Radio Jackie MuseumPosted: August 16, 2009
Here are some pictures that I meant to put online back in April, but with all the stuff going on with the book launches etc, it just slipped my mind.
I’ve posted before about Radio Jackie, and how its modern-day operation still keeps that local flavour and feeling that it had in the pirate days back in the 1980s. Indeed, many of the same people still work for it, including one of my longest-standing friends in the world of broadcasting, Geoff Rogers, who after the closure of Jackie in February 1985 moved to South East Sound, where he helped me prepare and record my first ever programmes.

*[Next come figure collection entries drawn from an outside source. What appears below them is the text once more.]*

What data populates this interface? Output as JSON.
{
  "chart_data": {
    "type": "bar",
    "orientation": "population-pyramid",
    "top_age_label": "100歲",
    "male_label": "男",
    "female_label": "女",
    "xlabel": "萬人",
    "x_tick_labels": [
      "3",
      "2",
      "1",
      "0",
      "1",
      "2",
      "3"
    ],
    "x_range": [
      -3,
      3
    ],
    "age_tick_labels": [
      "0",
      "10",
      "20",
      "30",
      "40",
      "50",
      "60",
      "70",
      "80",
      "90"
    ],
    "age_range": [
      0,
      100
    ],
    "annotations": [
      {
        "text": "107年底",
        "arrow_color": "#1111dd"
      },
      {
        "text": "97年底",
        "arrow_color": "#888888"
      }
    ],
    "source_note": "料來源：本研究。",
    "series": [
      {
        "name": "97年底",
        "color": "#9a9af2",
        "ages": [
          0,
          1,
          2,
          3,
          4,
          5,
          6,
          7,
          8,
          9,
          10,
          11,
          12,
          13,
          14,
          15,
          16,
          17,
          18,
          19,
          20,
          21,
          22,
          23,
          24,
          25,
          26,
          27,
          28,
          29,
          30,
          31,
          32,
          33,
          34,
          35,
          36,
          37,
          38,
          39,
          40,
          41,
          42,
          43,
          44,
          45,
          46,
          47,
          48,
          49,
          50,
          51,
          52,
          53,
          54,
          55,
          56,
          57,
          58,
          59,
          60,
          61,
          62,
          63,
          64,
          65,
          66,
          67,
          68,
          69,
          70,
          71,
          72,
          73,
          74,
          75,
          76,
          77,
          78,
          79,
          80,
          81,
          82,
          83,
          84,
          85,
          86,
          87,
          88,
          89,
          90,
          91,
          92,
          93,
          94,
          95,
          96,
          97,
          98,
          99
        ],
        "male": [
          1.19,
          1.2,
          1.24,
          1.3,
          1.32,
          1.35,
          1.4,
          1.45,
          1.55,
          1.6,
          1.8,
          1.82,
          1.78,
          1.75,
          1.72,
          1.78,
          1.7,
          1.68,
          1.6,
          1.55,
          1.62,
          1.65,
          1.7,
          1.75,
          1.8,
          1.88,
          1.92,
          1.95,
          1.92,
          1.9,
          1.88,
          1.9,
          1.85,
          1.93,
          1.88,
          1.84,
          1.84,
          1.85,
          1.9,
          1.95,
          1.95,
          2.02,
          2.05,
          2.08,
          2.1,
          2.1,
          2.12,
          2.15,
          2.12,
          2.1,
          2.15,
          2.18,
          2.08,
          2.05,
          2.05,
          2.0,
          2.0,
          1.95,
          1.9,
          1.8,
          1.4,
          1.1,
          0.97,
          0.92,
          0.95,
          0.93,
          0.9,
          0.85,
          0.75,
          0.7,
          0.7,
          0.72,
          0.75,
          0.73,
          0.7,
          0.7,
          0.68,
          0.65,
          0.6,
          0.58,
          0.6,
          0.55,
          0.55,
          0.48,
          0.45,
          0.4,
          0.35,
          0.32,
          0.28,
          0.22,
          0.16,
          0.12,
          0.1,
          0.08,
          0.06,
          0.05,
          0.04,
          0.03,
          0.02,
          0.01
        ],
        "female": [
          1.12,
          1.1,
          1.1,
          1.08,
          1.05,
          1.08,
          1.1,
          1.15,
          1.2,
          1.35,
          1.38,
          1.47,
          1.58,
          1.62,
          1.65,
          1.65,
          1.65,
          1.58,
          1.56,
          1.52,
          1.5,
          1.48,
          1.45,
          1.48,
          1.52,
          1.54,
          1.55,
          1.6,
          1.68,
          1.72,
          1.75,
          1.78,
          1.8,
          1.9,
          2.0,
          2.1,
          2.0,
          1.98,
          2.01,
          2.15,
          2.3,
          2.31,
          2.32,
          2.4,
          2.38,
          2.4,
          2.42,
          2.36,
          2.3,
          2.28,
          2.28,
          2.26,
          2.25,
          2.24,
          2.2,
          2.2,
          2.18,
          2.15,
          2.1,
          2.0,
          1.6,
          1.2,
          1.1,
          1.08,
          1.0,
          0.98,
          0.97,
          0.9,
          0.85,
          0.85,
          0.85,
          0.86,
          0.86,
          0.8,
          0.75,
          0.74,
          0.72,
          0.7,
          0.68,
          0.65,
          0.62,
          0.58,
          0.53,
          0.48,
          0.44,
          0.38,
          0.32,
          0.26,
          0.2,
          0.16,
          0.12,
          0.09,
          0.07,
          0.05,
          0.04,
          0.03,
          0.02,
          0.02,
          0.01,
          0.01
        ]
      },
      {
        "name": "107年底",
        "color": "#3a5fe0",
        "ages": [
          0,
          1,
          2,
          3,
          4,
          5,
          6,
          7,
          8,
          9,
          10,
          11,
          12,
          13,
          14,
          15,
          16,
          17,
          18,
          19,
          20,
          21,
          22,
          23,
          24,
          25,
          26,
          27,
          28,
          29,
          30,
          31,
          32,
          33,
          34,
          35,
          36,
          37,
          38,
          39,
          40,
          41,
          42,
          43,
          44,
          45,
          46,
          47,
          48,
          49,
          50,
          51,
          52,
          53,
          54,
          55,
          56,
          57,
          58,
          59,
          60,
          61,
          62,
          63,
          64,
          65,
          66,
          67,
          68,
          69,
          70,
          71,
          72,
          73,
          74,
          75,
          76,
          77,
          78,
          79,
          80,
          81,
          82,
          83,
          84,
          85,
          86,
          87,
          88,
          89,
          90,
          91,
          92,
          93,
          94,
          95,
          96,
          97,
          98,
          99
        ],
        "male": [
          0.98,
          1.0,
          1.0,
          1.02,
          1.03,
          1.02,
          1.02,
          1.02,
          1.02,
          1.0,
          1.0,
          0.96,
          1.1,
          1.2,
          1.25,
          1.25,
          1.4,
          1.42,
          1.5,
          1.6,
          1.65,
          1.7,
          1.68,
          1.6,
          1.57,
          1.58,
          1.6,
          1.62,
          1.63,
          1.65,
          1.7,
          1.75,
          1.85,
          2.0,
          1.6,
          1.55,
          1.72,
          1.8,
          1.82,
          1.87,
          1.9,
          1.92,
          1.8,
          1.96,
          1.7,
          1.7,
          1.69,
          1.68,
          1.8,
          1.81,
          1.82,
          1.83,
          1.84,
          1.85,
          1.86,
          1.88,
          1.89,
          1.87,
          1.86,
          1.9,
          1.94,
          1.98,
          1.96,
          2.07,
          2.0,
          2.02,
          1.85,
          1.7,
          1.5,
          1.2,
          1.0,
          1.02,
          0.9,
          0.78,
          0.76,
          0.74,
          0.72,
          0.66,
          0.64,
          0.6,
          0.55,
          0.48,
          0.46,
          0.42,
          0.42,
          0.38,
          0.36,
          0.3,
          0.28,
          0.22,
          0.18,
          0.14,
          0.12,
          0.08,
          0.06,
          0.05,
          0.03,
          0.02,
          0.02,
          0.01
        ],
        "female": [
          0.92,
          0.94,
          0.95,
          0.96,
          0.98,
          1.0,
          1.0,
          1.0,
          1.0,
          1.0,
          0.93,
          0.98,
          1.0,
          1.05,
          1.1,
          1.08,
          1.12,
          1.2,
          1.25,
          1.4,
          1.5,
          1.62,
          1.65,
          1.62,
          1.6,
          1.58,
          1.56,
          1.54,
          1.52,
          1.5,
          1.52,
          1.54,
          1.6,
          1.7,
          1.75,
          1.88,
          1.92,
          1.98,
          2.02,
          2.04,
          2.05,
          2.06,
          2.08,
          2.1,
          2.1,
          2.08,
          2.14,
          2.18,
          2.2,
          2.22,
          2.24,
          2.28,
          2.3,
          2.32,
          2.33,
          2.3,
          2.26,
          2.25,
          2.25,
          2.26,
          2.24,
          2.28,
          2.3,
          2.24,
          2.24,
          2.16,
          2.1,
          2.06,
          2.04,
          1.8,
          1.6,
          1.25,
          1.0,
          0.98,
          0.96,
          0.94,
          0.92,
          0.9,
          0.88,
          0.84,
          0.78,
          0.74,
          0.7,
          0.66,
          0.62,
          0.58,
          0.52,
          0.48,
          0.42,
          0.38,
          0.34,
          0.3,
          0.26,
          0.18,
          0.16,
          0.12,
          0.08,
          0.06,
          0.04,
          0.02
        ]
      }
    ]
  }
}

When I was over in London in early April for the launch of Shiprocked, I made sure to call out to the Jackie studios in Tolworth, where Geoff made me really welcome. And I was amazed to see that even though it has been legal for a number of years now, and is a really successful and thriving commercial business, that they haven’t forgotten where they came from. When you enter Jackie’s studio complex on Tolworth Broadway, the first thing you see is the “Jackie Museum” a little display of press cuttings, photos, and original equipment from the pirate era. It’s a nice touch, harking back to their roots in the community, and great for the anorak in me too.
I came to know a number of the Jackie people over the years after it closed, working with some of them on South East Sound (Geoff) or Radio Caroline (Richard Jackson, Peter Philips) but my only involvement with Jackie was as a listener. When I arrived in South West London as an Irish emigrant in 1984, I quickly found Caroline for music (joined shortly by Laser) and within a week or two had come across Radio Jackie, which told me everything I needed to know about the area I was now living in, and entertained me too.
I did actually have one, tiny and insignificant part, in the Jackie pirate era. Six months or so after the final closure in Feb 85, a group of us from South East Sound came to a house on a suburban road in Cheam one Saturday afternoon, to assist in the lowering and dismantling of Jackie’s mediumwave aerial array, a sad and symbolic task.
I didn’t think Jackie would ever be back after that, but time proved me wrong.
It’s great to see the station remembering its past with the display at the Tolworth studios, though the great and truly local content they are broadcasting is a better monunment still.